All posts

What general surgery call teaches you that the OR doesn't

The decisions made at 3am are the ones that shape your judgment

Surgical training is measured in operative volume. Programs advertise case numbers, the Accreditation Council for Graduate Medical Education tracks minimums, and residents compare logs. The implicit message is that the operating room is where surgical competence develops.

There is real truth in this, but it is incomplete. The core of independent surgical practice is not performing an operation. It is deciding whether an operation is needed, and when. That decision exists only under specific conditions: incomplete information, time pressure, and meaningful consequences for error in either direction. Those conditions describe overnight call far more than they describe a scheduled case during the day.

The decision architecture of call

During the day, clinical decisions are distributed. The attending is present, the team is rounding, and multiple people are evaluating the same patient. Overnight, that architecture narrows. The resident is the one examining the patient, interpreting imaging and laboratory values in real time, and deciding whether to observe, admit, operate, or call for backup. The attending is reachable by phone, but the resident is the one framing the question, and how the question is framed shapes the answer it receives.

Consider a resident evaluating a consult from the emergency department: a patient with right lower quadrant pain, a mildly elevated white blood cell count, and a computed tomography scan that is equivocal for early appendicitis. During the day, this becomes a team discussion. Overnight, the resident is making the initial judgment call. Operate now, start antibiotics and observe, or obtain interval imaging in the morning. Each option is defensible, and each has a different risk profile. The resident who works through that decision repeatedly, across dozens of similar but never identical patients, develops a calibration that cannot be acquired any other way.

Learning to feel the difference

One of the most important clinical skills in general surgery is the serial abdominal examination, and it is nearly impossible to learn outside the call environment. The skill is not really the physical exam itself. It is the calibration of the examiner's own perception. How tender is this abdomen compared to three hours ago? Is the guarding voluntary or involuntary? Is the patient's face doing something different when pressure is applied to the right upper quadrant?

These distinctions sound clear in a textbook and are subtle to the point of ambiguity in practice. They require dozens of repetitions across dozens of patients before they begin to feel reliable. The feedback loop is slower than most clinical skills: the resident examines the patient at midnight, decides to observe, and learns whether that was the right call in the morning, in the operating room, or sometimes not for days. That delay makes the learning harder to extract but more durable. The patient a resident watched too long and should have operated on sooner tends to recalibrate their threshold permanently.

The attending call

There is a skill within call that no one explicitly teaches: deciding when to call the attending. In principle the answer is simple. Call when you need help. In practice, it is one of the more anxiety-producing decisions in training.

The resident who calls too frequently signals an inability to manage independently. The resident who waits too long creates unacceptable risk. The correct timing varies by attending, by clinical scenario, and by hour of the night. Calling at ten in the evening about a borderline situation is received differently than calling at three in the morning about the same situation.

What distinguishes the effective call resident is not timing but framing. A call that says "I have a patient with a soft abdomen but a rising white blood cell count, and I am planning to obtain repeat imaging in four hours; does that seem reasonable?" is structurally different from a call that says "I have a patient with abdominal pain, what should I do?" The first demonstrates reasoning and asks for calibration. The second asks the attending to do the thinking. Both involve the same phone call, but they build very different kinds of trust.

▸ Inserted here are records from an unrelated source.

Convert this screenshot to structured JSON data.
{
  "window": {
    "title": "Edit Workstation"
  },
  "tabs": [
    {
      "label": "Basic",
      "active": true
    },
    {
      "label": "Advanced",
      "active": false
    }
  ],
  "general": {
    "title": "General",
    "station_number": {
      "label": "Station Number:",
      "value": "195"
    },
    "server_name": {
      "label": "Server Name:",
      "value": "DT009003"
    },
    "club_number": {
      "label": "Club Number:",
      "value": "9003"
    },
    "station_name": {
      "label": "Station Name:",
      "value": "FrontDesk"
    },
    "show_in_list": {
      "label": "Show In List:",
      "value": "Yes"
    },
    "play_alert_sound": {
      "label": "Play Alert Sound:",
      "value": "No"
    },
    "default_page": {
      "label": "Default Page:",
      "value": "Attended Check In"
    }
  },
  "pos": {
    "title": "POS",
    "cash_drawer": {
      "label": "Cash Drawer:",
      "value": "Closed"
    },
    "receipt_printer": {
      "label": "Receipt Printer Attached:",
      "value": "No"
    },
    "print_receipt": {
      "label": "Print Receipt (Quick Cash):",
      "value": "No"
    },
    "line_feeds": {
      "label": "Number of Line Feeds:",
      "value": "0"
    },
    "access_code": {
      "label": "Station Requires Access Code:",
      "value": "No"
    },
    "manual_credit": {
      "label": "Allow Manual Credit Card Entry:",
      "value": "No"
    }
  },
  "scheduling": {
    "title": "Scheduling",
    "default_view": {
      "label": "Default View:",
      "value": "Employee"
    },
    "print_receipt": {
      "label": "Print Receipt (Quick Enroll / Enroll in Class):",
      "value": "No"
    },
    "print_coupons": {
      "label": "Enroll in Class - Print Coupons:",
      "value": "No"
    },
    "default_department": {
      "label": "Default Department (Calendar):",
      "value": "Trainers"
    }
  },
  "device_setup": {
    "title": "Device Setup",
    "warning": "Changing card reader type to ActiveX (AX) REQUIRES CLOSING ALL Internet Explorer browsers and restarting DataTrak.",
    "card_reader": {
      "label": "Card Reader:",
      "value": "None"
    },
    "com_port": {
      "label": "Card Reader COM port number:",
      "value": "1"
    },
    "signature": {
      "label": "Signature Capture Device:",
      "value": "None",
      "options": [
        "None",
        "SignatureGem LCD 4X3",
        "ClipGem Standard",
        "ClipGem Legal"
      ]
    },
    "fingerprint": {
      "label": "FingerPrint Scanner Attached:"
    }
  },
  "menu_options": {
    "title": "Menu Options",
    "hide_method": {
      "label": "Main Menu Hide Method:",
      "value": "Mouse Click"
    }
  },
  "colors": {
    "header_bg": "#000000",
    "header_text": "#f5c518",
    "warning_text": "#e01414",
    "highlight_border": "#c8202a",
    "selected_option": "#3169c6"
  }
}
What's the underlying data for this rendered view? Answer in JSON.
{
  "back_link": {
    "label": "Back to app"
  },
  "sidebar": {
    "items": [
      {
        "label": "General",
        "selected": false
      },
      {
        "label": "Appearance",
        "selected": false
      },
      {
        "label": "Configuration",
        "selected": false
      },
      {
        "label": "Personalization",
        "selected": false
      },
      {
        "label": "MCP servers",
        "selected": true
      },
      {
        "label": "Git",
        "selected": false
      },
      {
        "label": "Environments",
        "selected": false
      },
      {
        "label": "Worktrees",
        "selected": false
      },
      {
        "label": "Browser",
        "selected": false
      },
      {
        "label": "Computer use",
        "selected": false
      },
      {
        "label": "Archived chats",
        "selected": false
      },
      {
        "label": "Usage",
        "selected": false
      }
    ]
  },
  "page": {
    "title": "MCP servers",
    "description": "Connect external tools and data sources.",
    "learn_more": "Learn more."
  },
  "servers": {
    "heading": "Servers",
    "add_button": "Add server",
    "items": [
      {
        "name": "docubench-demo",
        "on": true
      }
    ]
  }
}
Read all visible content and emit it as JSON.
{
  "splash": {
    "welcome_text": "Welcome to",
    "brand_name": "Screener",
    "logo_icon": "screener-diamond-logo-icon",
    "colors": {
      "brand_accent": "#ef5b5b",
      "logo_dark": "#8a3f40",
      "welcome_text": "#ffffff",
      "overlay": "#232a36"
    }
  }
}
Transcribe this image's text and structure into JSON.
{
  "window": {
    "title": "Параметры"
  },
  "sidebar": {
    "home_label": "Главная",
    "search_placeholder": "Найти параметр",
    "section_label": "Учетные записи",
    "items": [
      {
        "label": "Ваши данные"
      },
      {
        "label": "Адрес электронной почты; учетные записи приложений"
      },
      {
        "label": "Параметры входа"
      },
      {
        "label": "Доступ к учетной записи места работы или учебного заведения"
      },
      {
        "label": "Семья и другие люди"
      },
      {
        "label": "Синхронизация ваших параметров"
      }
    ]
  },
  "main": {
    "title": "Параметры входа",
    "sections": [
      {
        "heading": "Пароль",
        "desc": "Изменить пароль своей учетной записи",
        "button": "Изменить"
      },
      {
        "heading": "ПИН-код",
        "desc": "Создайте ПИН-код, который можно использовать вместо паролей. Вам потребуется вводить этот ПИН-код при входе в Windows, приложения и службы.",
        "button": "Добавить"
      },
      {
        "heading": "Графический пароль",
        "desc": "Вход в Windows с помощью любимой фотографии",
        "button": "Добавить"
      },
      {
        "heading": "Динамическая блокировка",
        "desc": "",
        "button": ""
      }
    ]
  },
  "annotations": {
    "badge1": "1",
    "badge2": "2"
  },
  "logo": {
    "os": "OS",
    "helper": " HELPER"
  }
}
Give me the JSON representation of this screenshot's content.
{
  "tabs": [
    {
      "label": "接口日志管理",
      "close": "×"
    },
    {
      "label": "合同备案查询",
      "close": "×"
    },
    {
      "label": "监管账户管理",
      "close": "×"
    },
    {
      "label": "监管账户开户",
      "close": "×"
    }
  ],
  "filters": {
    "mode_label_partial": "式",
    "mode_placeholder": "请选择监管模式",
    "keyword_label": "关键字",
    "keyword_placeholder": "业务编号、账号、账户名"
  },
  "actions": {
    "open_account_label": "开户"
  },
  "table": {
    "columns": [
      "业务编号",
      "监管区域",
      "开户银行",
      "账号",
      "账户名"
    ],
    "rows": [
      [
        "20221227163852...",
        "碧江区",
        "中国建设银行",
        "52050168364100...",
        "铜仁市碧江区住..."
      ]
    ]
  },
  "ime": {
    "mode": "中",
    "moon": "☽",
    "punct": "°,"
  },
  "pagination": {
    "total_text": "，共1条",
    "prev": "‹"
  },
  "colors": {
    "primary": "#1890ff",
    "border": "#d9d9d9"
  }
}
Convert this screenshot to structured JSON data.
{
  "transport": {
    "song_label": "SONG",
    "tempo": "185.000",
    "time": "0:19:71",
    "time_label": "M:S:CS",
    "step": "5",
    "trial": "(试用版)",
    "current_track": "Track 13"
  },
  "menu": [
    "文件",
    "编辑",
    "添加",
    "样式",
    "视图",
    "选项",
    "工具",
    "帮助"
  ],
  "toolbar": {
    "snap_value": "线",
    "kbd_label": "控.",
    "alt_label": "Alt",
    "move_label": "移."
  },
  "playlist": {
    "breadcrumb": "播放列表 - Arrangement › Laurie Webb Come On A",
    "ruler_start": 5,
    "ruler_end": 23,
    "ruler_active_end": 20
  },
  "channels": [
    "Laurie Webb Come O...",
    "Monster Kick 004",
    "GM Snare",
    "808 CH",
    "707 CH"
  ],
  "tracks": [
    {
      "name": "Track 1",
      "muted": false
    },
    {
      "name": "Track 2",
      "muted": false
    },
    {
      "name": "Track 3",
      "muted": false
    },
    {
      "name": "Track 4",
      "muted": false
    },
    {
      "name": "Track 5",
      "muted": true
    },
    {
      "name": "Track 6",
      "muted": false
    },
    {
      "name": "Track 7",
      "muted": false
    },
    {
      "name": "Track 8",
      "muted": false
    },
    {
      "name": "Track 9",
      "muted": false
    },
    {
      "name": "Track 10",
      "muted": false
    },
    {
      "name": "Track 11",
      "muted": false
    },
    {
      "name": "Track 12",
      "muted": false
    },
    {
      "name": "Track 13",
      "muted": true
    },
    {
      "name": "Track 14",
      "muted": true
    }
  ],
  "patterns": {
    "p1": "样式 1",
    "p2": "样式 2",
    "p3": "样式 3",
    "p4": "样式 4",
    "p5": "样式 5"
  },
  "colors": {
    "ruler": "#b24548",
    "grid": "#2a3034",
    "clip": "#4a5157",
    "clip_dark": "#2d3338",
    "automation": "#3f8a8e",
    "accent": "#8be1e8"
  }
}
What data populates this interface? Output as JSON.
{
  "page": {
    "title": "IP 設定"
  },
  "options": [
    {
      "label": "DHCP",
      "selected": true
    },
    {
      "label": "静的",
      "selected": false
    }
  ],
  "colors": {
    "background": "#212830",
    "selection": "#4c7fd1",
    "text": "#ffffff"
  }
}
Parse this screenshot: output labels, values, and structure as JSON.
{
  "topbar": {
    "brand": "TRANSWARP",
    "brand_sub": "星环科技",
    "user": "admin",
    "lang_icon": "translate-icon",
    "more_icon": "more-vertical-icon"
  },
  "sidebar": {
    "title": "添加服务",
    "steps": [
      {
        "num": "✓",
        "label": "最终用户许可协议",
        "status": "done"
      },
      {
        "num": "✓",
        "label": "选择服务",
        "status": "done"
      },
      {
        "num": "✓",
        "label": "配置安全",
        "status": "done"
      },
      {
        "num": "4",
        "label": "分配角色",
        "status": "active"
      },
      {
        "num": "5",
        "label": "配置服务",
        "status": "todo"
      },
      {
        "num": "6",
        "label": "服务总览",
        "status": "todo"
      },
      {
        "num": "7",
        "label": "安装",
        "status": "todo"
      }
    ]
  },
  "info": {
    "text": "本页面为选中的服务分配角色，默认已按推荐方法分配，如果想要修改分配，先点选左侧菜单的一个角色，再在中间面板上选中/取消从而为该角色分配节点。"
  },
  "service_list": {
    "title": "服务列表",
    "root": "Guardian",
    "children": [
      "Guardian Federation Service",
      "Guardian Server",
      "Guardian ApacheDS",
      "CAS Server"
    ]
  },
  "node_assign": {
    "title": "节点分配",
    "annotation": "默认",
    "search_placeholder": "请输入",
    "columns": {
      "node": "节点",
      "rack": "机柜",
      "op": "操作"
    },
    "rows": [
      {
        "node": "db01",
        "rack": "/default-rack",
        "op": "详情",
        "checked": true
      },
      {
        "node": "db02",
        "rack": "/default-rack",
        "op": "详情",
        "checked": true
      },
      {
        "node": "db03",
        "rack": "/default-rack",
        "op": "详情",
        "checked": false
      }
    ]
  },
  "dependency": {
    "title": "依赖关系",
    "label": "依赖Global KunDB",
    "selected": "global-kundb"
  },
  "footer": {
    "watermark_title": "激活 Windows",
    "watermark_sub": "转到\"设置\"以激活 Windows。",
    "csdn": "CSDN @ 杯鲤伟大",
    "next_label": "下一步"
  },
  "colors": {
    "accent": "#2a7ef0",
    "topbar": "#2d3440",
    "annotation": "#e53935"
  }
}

Why this matters for the long term

The educational value of call is in tension with legitimate concerns about resident fatigue and wellness. The older model of every-other-night call produced exhausted residents making impaired decisions. The current model, with reduced call frequency, produces better-rested residents with fewer opportunities to develop the longitudinal judgment that call uniquely provides. Both sides of this tradeoff are real.

What matters for residents in the current system is treating call shifts as concentrated education in decision-making rather than shifts to endure. The resident who follows up on overnight patients, who notes which decisions they would make differently in hindsight, and who pays attention to what each call shift taught them that daytime work could not is extracting the most from a training resource that is more limited than it used to be.